Le poste de préjudice « incidence professionnelle » vise à indemniser les incidences périphériques du dommage touchant à la sphère professionnelle, telles que la dévalorisation sur le marché du travail, la perte de chance professionnelle, l’augmentation de la pénibilité de l’emploi occupé ou le préjudice consécutif à l’abandon de la profession exercée avant l’accident au profit d’une autre choisie en fonction du handicap.

Ici, la perte de sensibilité de l’hémi-langue causé par la lésion définitive du nerf lingual n’entraîne pas d’incidence professionnelle selon l’expert et le juge. La victime aurait pu avoir gain de cause si elle avait apporté des preuves matérielles permettant d’appuyer ses propos : des attestations de ses collègues et supérieurs hiérarchiques par exemple.

Quant au préjudice sexuel, rarement évoqué en chirurgie dentaire, il constitue une réelle difficulté pour l’expert : comment l’apprécier, l’évaluer ?

Si l’on reprend la définition du rapport Dintilhac, ce poste concerne la réparation des préjudices touchant à la sphère sexuelle.
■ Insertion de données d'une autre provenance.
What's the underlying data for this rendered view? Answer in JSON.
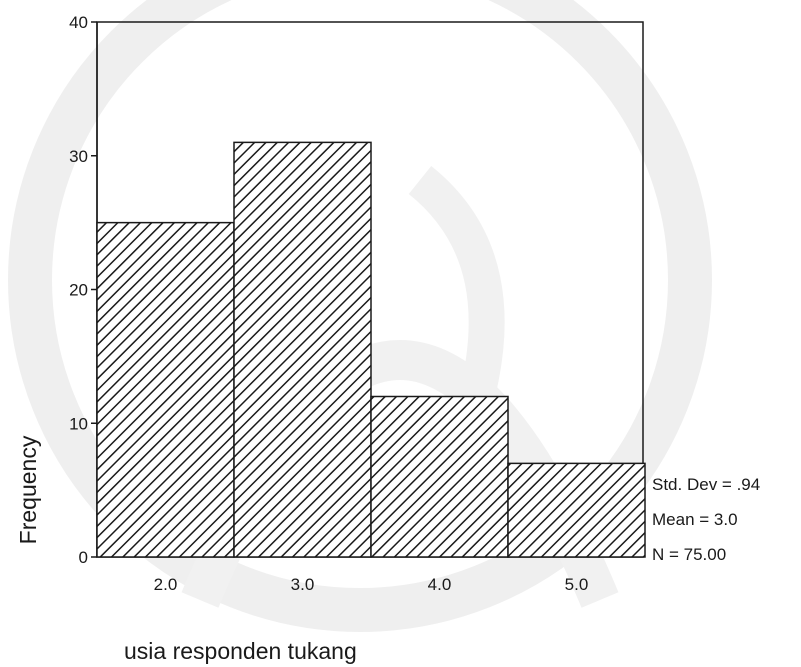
{
  "chart_data": {
    "type": "bar",
    "categories": [
      "2.0",
      "3.0",
      "4.0",
      "5.0"
    ],
    "values": [
      25,
      31,
      12,
      7
    ],
    "title": "",
    "xlabel": "usia responden tukang",
    "ylabel": "Frequency",
    "ylim": [
      0,
      40
    ],
    "yticks": [
      "0",
      "10",
      "20",
      "30",
      "40"
    ],
    "grid": false,
    "bar_fill": "diagonal-hatch",
    "stats": [
      "Std. Dev = .94",
      "Mean = 3.0",
      "N = 75.00"
    ],
    "colors": {
      "ink": "#1a1a1a",
      "background": "#ffffff",
      "watermark": "#ededed"
    }
  }
}
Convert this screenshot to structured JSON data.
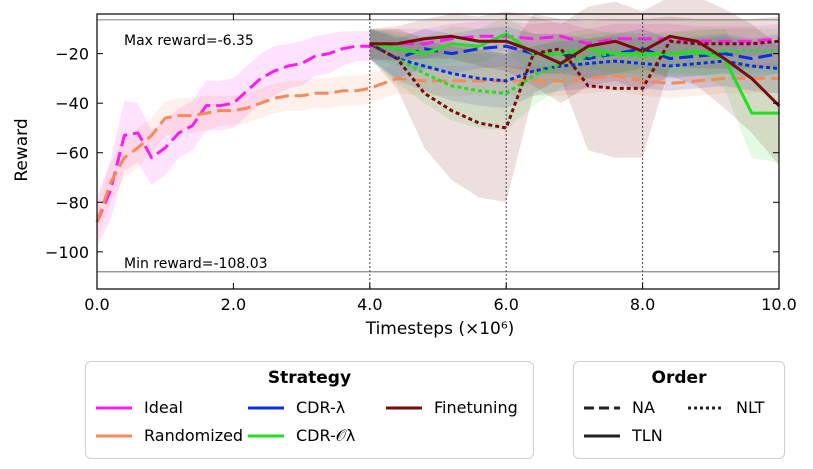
{
  "chart_data": {
    "type": "line",
    "xlabel": "Timesteps (×10⁶)",
    "ylabel": "Reward",
    "xlim": [
      0,
      10
    ],
    "ylim": [
      -115,
      -4
    ],
    "x_ticks": [
      0,
      2,
      4,
      6,
      8,
      10
    ],
    "x_tick_labels": [
      "0.0",
      "2.0",
      "4.0",
      "6.0",
      "8.0",
      "10.0"
    ],
    "y_ticks": [
      -20,
      -40,
      -60,
      -80,
      -100
    ],
    "y_tick_labels": [
      "−20",
      "−40",
      "−60",
      "−80",
      "−100"
    ],
    "reference_lines": [
      {
        "label": "Max reward=-6.35",
        "value": -6.35
      },
      {
        "label": "Min reward=-108.03",
        "value": -108.03
      }
    ],
    "task_boundaries": [
      4,
      6,
      8
    ],
    "series": [
      {
        "name": "Ideal",
        "strategy": "Ideal",
        "order": "NA",
        "color": "#ff1cf0",
        "x": [
          0,
          0.2,
          0.4,
          0.6,
          0.8,
          1.0,
          1.2,
          1.4,
          1.6,
          1.8,
          2.0,
          2.2,
          2.4,
          2.6,
          2.8,
          3.0,
          3.2,
          3.4,
          3.6,
          3.8,
          4.0,
          4.4,
          4.8,
          5.2,
          5.6,
          6.0,
          6.4,
          6.8,
          7.2,
          7.6,
          8.0,
          8.4,
          8.8,
          9.2,
          9.6,
          10.0
        ],
        "y": [
          -88,
          -75,
          -53,
          -52,
          -62,
          -58,
          -52,
          -49,
          -41,
          -41,
          -40,
          -35,
          -30,
          -27,
          -25,
          -24,
          -21,
          -20,
          -18,
          -17,
          -17,
          -16,
          -16,
          -14,
          -13,
          -13,
          -14,
          -13,
          -16,
          -14,
          -14,
          -14,
          -15,
          -15,
          -15,
          -14
        ],
        "band": [
          10,
          12,
          14,
          12,
          11,
          11,
          10,
          10,
          10,
          10,
          10,
          10,
          10,
          10,
          9,
          9,
          8,
          8,
          7,
          6,
          6,
          6,
          6,
          6,
          6,
          6,
          6,
          6,
          6,
          6,
          6,
          6,
          6,
          6,
          6,
          6
        ]
      },
      {
        "name": "Randomized",
        "strategy": "Randomized",
        "order": "NA",
        "color": "#f58a5a",
        "x": [
          0,
          0.2,
          0.4,
          0.6,
          0.8,
          1.0,
          1.2,
          1.4,
          1.6,
          1.8,
          2.0,
          2.2,
          2.4,
          2.6,
          2.8,
          3.0,
          3.2,
          3.4,
          3.6,
          3.8,
          4.0,
          4.4,
          4.8,
          5.2,
          5.6,
          6.0,
          6.4,
          6.8,
          7.2,
          7.6,
          8.0,
          8.4,
          8.8,
          9.2,
          9.6,
          10.0
        ],
        "y": [
          -88,
          -72,
          -62,
          -58,
          -53,
          -46,
          -45,
          -45,
          -44,
          -43,
          -43,
          -42,
          -40,
          -38,
          -37,
          -37,
          -36,
          -36,
          -35,
          -35,
          -34,
          -30,
          -31,
          -31,
          -31,
          -31,
          -31,
          -31,
          -30,
          -29,
          -31,
          -32,
          -31,
          -30,
          -30,
          -30
        ],
        "band": [
          8,
          8,
          8,
          8,
          7,
          7,
          7,
          7,
          7,
          6,
          6,
          6,
          6,
          6,
          6,
          6,
          6,
          6,
          6,
          6,
          6,
          6,
          6,
          6,
          6,
          6,
          6,
          6,
          6,
          6,
          6,
          6,
          6,
          6,
          6,
          6
        ]
      },
      {
        "name": "CDR-λ (NA)",
        "strategy": "CDR-λ",
        "order": "NA",
        "color": "#0a2fdc",
        "x": [
          4.0,
          4.4,
          4.8,
          5.2,
          5.6,
          6.0,
          6.4,
          6.8,
          7.2,
          7.6,
          8.0,
          8.4,
          8.8,
          9.2,
          9.6,
          10.0
        ],
        "y": [
          -16,
          -22,
          -18,
          -20,
          -18,
          -17,
          -20,
          -20,
          -22,
          -20,
          -18,
          -22,
          -21,
          -20,
          -22,
          -20
        ],
        "band": [
          6,
          8,
          8,
          8,
          8,
          8,
          8,
          8,
          8,
          8,
          8,
          8,
          8,
          8,
          8,
          8
        ]
      },
      {
        "name": "CDR-λ (NLT)",
        "strategy": "CDR-λ",
        "order": "NLT",
        "color": "#0a2fdc",
        "x": [
          4.0,
          4.4,
          4.8,
          5.2,
          5.6,
          6.0,
          6.4,
          6.8,
          7.2,
          7.6,
          8.0,
          8.4,
          8.8,
          9.2,
          9.6,
          10.0
        ],
        "y": [
          -16,
          -22,
          -25,
          -28,
          -30,
          -31,
          -27,
          -25,
          -24,
          -23,
          -24,
          -25,
          -24,
          -23,
          -25,
          -26
        ],
        "band": [
          6,
          9,
          10,
          11,
          11,
          11,
          10,
          10,
          10,
          10,
          10,
          10,
          10,
          10,
          10,
          10
        ]
      },
      {
        "name": "CDR-Oλ (TLN)",
        "strategy": "CDR-Oλ",
        "order": "TLN",
        "color": "#22e01e",
        "x": [
          4.0,
          4.4,
          4.8,
          5.2,
          5.6,
          6.0,
          6.4,
          6.8,
          7.2,
          7.6,
          8.0,
          8.4,
          8.8,
          9.2,
          9.6,
          10.0
        ],
        "y": [
          -16,
          -18,
          -20,
          -16,
          -17,
          -12,
          -20,
          -20,
          -18,
          -20,
          -20,
          -20,
          -19,
          -22,
          -44,
          -44
        ],
        "band": [
          6,
          7,
          7,
          7,
          7,
          7,
          8,
          8,
          8,
          8,
          8,
          8,
          9,
          12,
          18,
          20
        ]
      },
      {
        "name": "CDR-Oλ (NLT)",
        "strategy": "CDR-Oλ",
        "order": "NLT",
        "color": "#22e01e",
        "x": [
          4.0,
          4.4,
          4.8,
          5.2,
          5.6,
          6.0,
          6.4,
          6.8,
          7.2,
          7.6,
          8.0,
          8.4,
          8.8,
          9.2,
          9.6,
          10.0
        ],
        "y": [
          -16,
          -22,
          -28,
          -33,
          -35,
          -36,
          -29,
          -24,
          -21,
          -20,
          -21,
          -20,
          -20,
          -19,
          -19,
          -19
        ],
        "band": [
          6,
          10,
          12,
          14,
          15,
          15,
          12,
          10,
          9,
          9,
          9,
          9,
          9,
          9,
          9,
          9
        ]
      },
      {
        "name": "Finetuning (TLN)",
        "strategy": "Finetuning",
        "order": "TLN",
        "color": "#7a0b0b",
        "x": [
          4.0,
          4.4,
          4.8,
          5.2,
          5.6,
          6.0,
          6.4,
          6.8,
          7.2,
          7.6,
          8.0,
          8.4,
          8.8,
          9.2,
          9.6,
          10.0
        ],
        "y": [
          -16,
          -16,
          -14,
          -13,
          -15,
          -15,
          -19,
          -24,
          -17,
          -15,
          -19,
          -13,
          -15,
          -22,
          -30,
          -41
        ],
        "band": [
          6,
          7,
          8,
          9,
          10,
          12,
          14,
          16,
          16,
          16,
          16,
          16,
          18,
          20,
          22,
          24
        ]
      },
      {
        "name": "Finetuning (NLT)",
        "strategy": "Finetuning",
        "order": "NLT",
        "color": "#7a0b0b",
        "x": [
          4.0,
          4.4,
          4.8,
          5.2,
          5.6,
          6.0,
          6.4,
          6.8,
          7.2,
          7.6,
          8.0,
          8.4,
          8.8,
          9.2,
          9.6,
          10.0
        ],
        "y": [
          -16,
          -22,
          -36,
          -43,
          -48,
          -50,
          -20,
          -18,
          -33,
          -34,
          -34,
          -15,
          -16,
          -16,
          -16,
          -15
        ],
        "band": [
          6,
          12,
          22,
          28,
          30,
          30,
          16,
          12,
          26,
          28,
          28,
          10,
          10,
          10,
          10,
          10
        ]
      }
    ]
  },
  "legend_strategy": {
    "title": "Strategy",
    "items": [
      {
        "label": "Ideal",
        "color": "#ff1cf0"
      },
      {
        "label": "Randomized",
        "color": "#f58a5a"
      },
      {
        "label": "CDR-λ",
        "color": "#0a2fdc"
      },
      {
        "label": "CDR-𝒪λ",
        "color": "#22e01e"
      },
      {
        "label": "Finetuning",
        "color": "#7a0b0b"
      }
    ]
  },
  "legend_order": {
    "title": "Order",
    "items": [
      {
        "label": "NA",
        "style": "dashed"
      },
      {
        "label": "NLT",
        "style": "dotted"
      },
      {
        "label": "TLN",
        "style": "solid"
      }
    ]
  }
}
Il convient de distinguer trois types de préjudice de nature sexuelle :
– Le préjudice morphologique qui est lié à l’atteinte aux organes sexuels primaires et secondaires résultant du dommage subi ;
– Le préjudice lié à l’acte sexuel lui-même qui repose sur la perte du plaisir lié à l’accomplissement de l’acte sexuel (perte de l’envie ou de la libido, perte de la capacité physique de réaliser l’acte, perte de la capacité à accéder au plaisir) ;
– Le préjudice lié à une impossibilité ou une difficulté à procréer (ce préjudice pouvant notamment chez la femme se traduire sous diverses formes comme le préjudice obstétrical, etc..).

En matière dentaire, le dommage n’entraîne pas une impossibilité ou difficulté de procréer – d’un point de vue physique – mais peut altérer l’acte sexuel dans son aspect hédoniste (pour reprendre les termes employés par le juge), notamment par l’atteinte de la sensibilité de la sphère orale comme c’est le cas ici.

Cette décision est donc utile pour permettre aux avocats et conseils de victime de quantifier ce dommage et de pouvoir l’invoquer en cas de litige.